AdaDemo: Data-Efficient Demonstration Expansion for Generalist Robotic Agent

Tongzhou Mu,Yijie Guo,Jie Xu,Ankit Goyal,Hao Su,Dieter Fox,Animesh Garg
2024-04-11
Abstract:Encouraged by the remarkable achievements of language and vision foundation models, developing generalist robotic agents through imitation learning, using large demonstration datasets, has become a prominent area of interest in robot learning. The efficacy of imitation learning is heavily reliant on the quantity and quality of the demonstration datasets. In this study, we aim to scale up demonstrations in a data-efficient way to facilitate the learning of generalist robotic agents. We introduce AdaDemo (Adaptive Online Demonstration Expansion), a general framework designed to improve multi-task policy learning by actively and continually expanding the demonstration dataset. AdaDemo strategically collects new demonstrations to address the identified weakness in the existing policy, ensuring data efficiency is maximized. Through a comprehensive evaluation on a total of 22 tasks across two robotic manipulation benchmarks (RLBench and Adroit), we demonstrate AdaDemo's capability to progressively improve policy performance by guiding the generation of high-quality demonstration datasets in a data-efficient manner.
Robotics,Machine Learning
What problem does this paper attempt to address?

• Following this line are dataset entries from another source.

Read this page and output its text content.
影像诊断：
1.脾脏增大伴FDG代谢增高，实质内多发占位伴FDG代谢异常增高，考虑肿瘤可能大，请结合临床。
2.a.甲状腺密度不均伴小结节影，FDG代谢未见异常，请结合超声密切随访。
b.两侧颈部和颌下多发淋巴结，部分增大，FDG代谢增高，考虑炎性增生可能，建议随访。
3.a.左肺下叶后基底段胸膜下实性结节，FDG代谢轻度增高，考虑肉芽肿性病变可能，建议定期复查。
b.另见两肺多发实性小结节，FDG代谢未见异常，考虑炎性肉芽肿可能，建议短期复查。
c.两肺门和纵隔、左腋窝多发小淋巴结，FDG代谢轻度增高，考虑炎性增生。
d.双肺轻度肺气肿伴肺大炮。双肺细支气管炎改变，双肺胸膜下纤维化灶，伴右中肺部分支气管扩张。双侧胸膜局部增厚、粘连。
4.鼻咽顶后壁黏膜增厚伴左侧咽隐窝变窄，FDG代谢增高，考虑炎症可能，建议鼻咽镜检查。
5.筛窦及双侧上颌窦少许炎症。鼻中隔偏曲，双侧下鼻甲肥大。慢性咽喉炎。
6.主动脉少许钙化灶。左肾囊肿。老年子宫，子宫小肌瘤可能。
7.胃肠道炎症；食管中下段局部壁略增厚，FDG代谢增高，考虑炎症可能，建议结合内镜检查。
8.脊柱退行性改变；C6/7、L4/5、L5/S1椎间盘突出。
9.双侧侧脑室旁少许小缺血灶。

The problem discussed in this paper is how to efficiently expand demonstration data to train a general-purpose robotic agent. Currently, imitation learning using a large amount of demonstration data has received widespread attention for developing robotic basic models, but the success of this approach heavily relies on the quantity, quality, and diversity of the data. The paper proposes a framework called AdaDemo (Adaptive Online Demonstration Expansion) to improve multi-task policy learning by actively and continuously expanding the demonstration dataset. AdaDemo strategically collects new demonstrations to address weaknesses in existing policies, ensuring maximized data efficiency. Extensive evaluations on the RLBench and Adroit robotic manipulation benchmarks show that AdaDemo can gradually improve policy performance with high data efficiency, reducing the required amount of data by half or one-third compared to methods that uniformly collect more demonstrations.